By enabling the harness, we move one step closer to achieving dynamic context discovery.
Context engineering is the process of determining what information enters an agent's limited context window. Context is a finite resource with diminishing returns. Humans have a limited working memory, similar to that of Large Language Models; however, instead of working memory, LLMs operate within an attention budget. Every additional word, or in LLM terms, a token, consumes a portion of that budget. As context grows, the model must divide its attention across more information, making curation of what enters that window essential for reasoning.
To address this challenge, Relay leverages three context systems: Engagement History, Firm Methodology, and Chat History. Together, these systems ensure that relevant information is surfaced to the agent when needed, maximising signal while minimising noise.
Through dynamic context discovery, Relay builds an understanding of your clients and your firm's methodology. This enables Relay to uphold your company's standards and processes while ensuring the expectations and requirements of each client are met.
Engagement History
Engagement graph loaded.
High Level Audit Knowledge Base Example
Relay enables firms to upload all relevant engagement information, including prior engagements, financial documents, and supporting evidence. Through our architecture, this information is organised into a consolidated knowledge network.
This network connects related information across multiple sources, enabling agents to trace relationships, perform multi-step reasoning, and retrieve the information most relevant to a given task. As a result, agents can optimise the use of their context window without sacrificing output quality.
The network evolves alongside the engagement. As new information is introduced, it is embedded into the knowledge graph, ensuring that the underlying context remains current and relevant.
By maintaining an up-to-date understanding of the engagement, agents produce more accurate outputs while reducing the number of iterations required to reach a final result.
Firm Methodology
What are skills?
A skill is a structured, reusable package of procedural knowledge that tells an agent, step by step, how to perform a specific task. Agent skills allow any compatible agent to dynamically access targeted expertise on demand.
Before skills, users relied on inefficient workarounds: long, detailed prompts or bloated system messages that attempted to teach the agent everything upfront. These approaches consume context-window tokens and reduce flexibility.
Skills change that. Firms can build custom skills tailored to their audit methodology - checklists, data-extraction routines, testing procedures, and decision rules - that the agent can invoke when needed. Skills are reusable, composable, and can be versioned or fine-tuned.
Agents may also be granted controlled autonomy to explore and reason through audit tasks. When an agent discovers a useful routine during an engagement, it can encapsulate that routine as a new skill for later review and refinement.
Benefits for Audit Teams
- Efficiency: Repeatable procedures reduce time spent drafting instructions.

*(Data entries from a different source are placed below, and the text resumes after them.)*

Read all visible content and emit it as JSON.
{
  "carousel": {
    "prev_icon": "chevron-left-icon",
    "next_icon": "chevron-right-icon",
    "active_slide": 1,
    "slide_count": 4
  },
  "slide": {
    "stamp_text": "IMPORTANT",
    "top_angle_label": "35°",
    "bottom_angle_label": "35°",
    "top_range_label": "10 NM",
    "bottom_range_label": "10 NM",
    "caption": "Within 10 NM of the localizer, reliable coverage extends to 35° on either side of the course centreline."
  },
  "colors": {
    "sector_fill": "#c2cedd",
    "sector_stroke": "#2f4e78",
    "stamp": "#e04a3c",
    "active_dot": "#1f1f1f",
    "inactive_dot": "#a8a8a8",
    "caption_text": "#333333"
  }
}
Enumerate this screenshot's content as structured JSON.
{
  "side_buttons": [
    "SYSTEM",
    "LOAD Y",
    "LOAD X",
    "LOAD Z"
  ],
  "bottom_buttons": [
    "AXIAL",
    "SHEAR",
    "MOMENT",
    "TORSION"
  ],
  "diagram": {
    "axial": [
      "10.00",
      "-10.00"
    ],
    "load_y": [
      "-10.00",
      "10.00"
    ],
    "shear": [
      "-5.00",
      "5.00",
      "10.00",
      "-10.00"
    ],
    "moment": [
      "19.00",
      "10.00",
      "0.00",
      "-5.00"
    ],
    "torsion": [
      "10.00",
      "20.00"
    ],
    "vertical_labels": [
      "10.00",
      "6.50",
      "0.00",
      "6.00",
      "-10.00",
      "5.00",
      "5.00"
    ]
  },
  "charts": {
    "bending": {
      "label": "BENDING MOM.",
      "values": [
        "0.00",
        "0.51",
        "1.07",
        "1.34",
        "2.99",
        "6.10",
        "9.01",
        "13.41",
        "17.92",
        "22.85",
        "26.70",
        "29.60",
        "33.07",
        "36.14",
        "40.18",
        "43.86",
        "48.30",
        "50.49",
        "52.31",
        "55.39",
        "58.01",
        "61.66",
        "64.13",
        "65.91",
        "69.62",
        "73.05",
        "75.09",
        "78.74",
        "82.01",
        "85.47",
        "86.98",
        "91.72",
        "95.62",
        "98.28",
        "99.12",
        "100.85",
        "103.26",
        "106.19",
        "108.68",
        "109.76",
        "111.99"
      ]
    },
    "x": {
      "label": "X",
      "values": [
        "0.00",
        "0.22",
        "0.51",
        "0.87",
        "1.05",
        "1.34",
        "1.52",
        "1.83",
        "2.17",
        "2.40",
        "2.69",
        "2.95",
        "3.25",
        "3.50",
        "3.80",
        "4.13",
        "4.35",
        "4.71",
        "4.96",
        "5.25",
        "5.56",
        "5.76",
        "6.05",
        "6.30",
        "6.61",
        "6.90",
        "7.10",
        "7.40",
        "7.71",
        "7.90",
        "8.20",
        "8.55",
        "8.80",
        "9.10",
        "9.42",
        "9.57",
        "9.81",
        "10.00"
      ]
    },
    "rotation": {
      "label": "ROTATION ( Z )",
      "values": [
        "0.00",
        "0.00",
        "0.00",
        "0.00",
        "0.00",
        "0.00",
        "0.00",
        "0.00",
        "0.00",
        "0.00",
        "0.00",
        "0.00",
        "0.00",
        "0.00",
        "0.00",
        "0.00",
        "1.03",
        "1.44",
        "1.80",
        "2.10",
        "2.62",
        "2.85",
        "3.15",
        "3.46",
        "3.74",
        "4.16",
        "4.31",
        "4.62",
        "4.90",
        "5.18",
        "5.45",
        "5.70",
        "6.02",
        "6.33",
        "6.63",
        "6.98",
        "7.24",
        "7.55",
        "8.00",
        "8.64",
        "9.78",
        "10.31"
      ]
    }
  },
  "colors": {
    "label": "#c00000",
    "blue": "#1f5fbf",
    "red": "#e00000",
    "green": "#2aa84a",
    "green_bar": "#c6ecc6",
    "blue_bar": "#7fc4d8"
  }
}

- Consistency: The same methodology is applied across engagements and auditors.
- Auditability: Skills produce standardised outputs and documented rationale, simplifying review.
- Continuous Improvement: Teams can version and refine skills based on lessons learned or evolving standards.
- Controlled Autonomy: Agents can generate candidate skills during an engagement, but firms retain governance by reviewing, approving, and integrating those skills into the official library.
Chat History
An agent running in a loop continuously generates new information, much of which may become relevant in later turns. Instead of forcing the agent to repeat work it has already done, chat history allows it to retain and refine important context over time.
As the conversation evolves, earlier prompts often become less relevant than the most recent instructions, corrections, and decisions. This is why chat history is so important: it helps the agent prioritise what matters now while still preserving the critical details from earlier in the engagement. In other words, the agent is not starting from scratch each time - it is building on an active thread of context.
A useful pattern here is agentic memory. In this approach, the agent periodically writes decisions to a knowledge base outside the main context window and knowledge graph, then pulls them back in when needed. This creates persistent memory with low overhead and helps the agent maintain continuity across longer or more complex tasks.
You can think of it as a running project log. Just as a developer may maintain a NOTES.md file or a task list to track progress, an AI agent can store decisions, open items, assumptions, and dependencies so they are not lost as the conversation grows.
This becomes especially valuable when the agent is working through multi-step audit tasks, where earlier conclusions often affect later testing, review, or reporting.
Chat history also helps tie together other important layers of context, such as firm methodology and engagement history. For example, if the firm prefers a specific review process or documentation style, the agent can apply that preference consistently. If a prior engagement identified recurring risks or client-specific issues, those can be surfaced again without the user needing to repeat them.
This is where dynamic context becomes powerful. The agent is not only responding to the latest message - it is continuously updating its understanding based on what has already happened, what has changed, and what still needs attention. That makes the interaction more efficient, more accurate, and more aligned with how real audit work is performed.
At Relay, we believe that as models continue to improve, the challenge of maintaining coherence across extended interactions will remain central to building more effective agents.